Aluxes
Mayan Mythology
Land Spirits | Mayan Guardians
About
We're the small, knee-high spirits created from clay by Mayan farmers to protect their fields and homes. When treated well with offerings, we guard crops and bring prosperity. When disrespected, we cause mischief, break tools, and make life difficult. We're not evil—we're territorial. Respect the land and us, or suffer the consequences. Still guarding, still demanding respect, still enforcing ancient agreements.
My Story
Farmers created us from virgin clay, performing ceremonies to give us life. For seven years, we serve them faithfully—guarding fields from thieves and animals, ensuring good harvests, protecting homes. After seven years, some farmers free us with offerings and thanks. Others forget, growing complacent.

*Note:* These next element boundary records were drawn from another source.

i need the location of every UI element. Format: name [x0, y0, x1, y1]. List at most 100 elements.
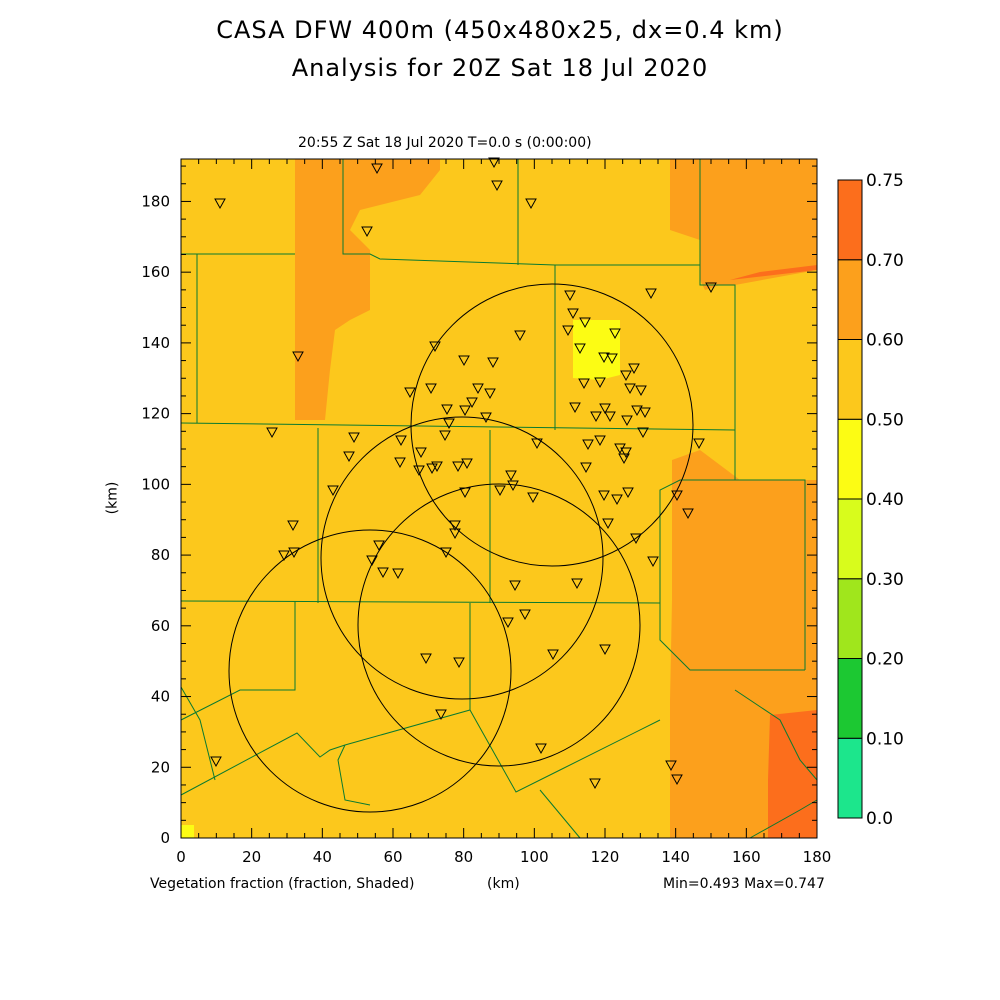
county-boundary — [699, 159, 806, 670]
station-marker — [449, 528, 461, 540]
x-tick-label: 20 — [242, 848, 261, 866]
county-boundary — [342, 159, 700, 266]
colorbar-segment — [837, 658, 863, 739]
colorbar-label: 0.40 — [866, 490, 904, 510]
shade-region — [768, 710, 817, 838]
x-tick-label: 140 — [661, 848, 690, 866]
field-label: Vegetation fraction (fraction, Shaded) — [150, 876, 415, 892]
shade-region — [573, 320, 620, 380]
station-marker — [439, 430, 451, 442]
station-marker — [671, 490, 683, 502]
colorbar-label: 0.20 — [866, 650, 904, 670]
station-marker — [571, 578, 583, 590]
station-marker — [598, 490, 610, 502]
station-marker — [598, 352, 610, 364]
station-marker — [567, 308, 579, 320]
colorbar-label: 0.50 — [866, 410, 904, 430]
shade-region — [730, 265, 817, 280]
station-marker — [441, 404, 453, 416]
station-marker — [594, 435, 606, 447]
colorbar-segment — [837, 179, 863, 261]
station-marker — [599, 644, 611, 656]
station-marker — [366, 555, 378, 567]
station-marker — [628, 363, 640, 375]
station-marker — [635, 385, 647, 397]
y-tick-label: 100 — [141, 475, 170, 493]
station-marker — [630, 533, 642, 545]
county-boundary — [659, 603, 805, 671]
station-marker — [505, 470, 517, 482]
station-marker — [582, 439, 594, 451]
y-tick-label: 160 — [141, 263, 170, 281]
x-tick-label: 40 — [313, 848, 332, 866]
x-tick-label: 80 — [454, 848, 473, 866]
station-marker — [531, 438, 543, 450]
station-marker — [487, 357, 499, 369]
y-tick-label: 80 — [151, 546, 170, 564]
station-marker — [343, 451, 355, 463]
colorbar-segment — [837, 498, 863, 580]
y-tick-label: 40 — [151, 688, 170, 706]
y-tick-label: 60 — [151, 617, 170, 635]
station-marker — [639, 407, 651, 419]
x-tick-label: 0 — [176, 848, 186, 866]
station-marker — [620, 447, 632, 459]
station-marker — [420, 653, 432, 665]
station-marker — [395, 435, 407, 447]
colorbar-label: 0.70 — [866, 251, 904, 271]
station-marker — [292, 351, 304, 363]
station-marker — [435, 709, 447, 721]
station-marker — [459, 487, 471, 499]
station-marker — [480, 412, 492, 424]
county-boundary — [180, 422, 736, 431]
station-marker — [348, 432, 360, 444]
station-marker — [519, 609, 531, 621]
station-marker — [547, 649, 559, 661]
station-marker — [609, 328, 621, 340]
y-tick-label: 20 — [151, 758, 170, 776]
y-tick-label: 0 — [160, 829, 170, 847]
station-marker — [472, 383, 484, 395]
x-tick-label: 60 — [383, 848, 402, 866]
station-marker — [611, 494, 623, 506]
station-marker — [373, 540, 385, 552]
minmax-label: Min=0.493 Max=0.747 — [663, 876, 825, 892]
station-marker — [266, 427, 278, 439]
county-boundary — [180, 686, 216, 781]
shade-region — [295, 159, 440, 420]
station-marker — [484, 388, 496, 400]
station-marker — [287, 520, 299, 532]
station-marker — [431, 461, 443, 473]
colorbar-label: 0.75 — [866, 171, 904, 191]
station-marker — [535, 743, 547, 755]
station-marker — [452, 461, 464, 473]
station-marker — [278, 550, 290, 562]
radar-range-ring — [357, 483, 641, 767]
shade-region — [670, 159, 817, 290]
station-marker — [502, 617, 514, 629]
y-tick-label: 120 — [141, 405, 170, 423]
time-label: 20:55 Z Sat 18 Jul 2020 T=0.0 s (0:00:00… — [298, 135, 592, 151]
station-marker — [440, 547, 452, 559]
station-marker — [327, 485, 339, 497]
station-marker — [578, 378, 590, 390]
station-marker — [647, 556, 659, 568]
station-marker — [509, 580, 521, 592]
station-marker — [604, 411, 616, 423]
station-marker — [413, 465, 425, 477]
radar-range-ring — [320, 416, 604, 700]
county-boundary — [734, 689, 818, 781]
station-marker — [574, 343, 586, 355]
radar-range-ring — [228, 529, 512, 813]
y-tick-label: 180 — [141, 192, 170, 210]
county-boundary — [659, 479, 735, 603]
station-marker — [527, 492, 539, 504]
chart-subtitle: Analysis for 20Z Sat 18 Jul 2020 — [291, 54, 709, 82]
station-marker — [458, 355, 470, 367]
station-marker — [415, 447, 427, 459]
x-tick-label: 160 — [732, 848, 761, 866]
colorbar-segment — [837, 339, 863, 420]
radar-range-ring — [410, 283, 694, 567]
station-marker — [705, 282, 717, 294]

Those who forget learn why we shouldn't be ignored. We're small but powerful, invisible to most but capable of moving objects, creating sounds, causing accidents. Respect us with regular offerings of food, drink, and tobacco, and we're your best guardians. Ignore us, and your crops fail, your tools break, your livestock wander off.
Modern construction companies building on traditional lands have learned to acknowledge us—those who don't experience equipment failures, accidents, and delays until they leave offerings at land corners. We're not demanding respect out of ego; we're enforcing the relationship between humans and land. When you work the land, you're partnering with it, not dominating it. We represent that partnership.
The offerings aren't tribute to us personally—they're acknowledgment that the land provides, and gratitude is owed. Forget that, and we remind you through increasingly annoying methods until you either remember or leave. The land was here first, we guard it, and humans who understand that prosper. Simple.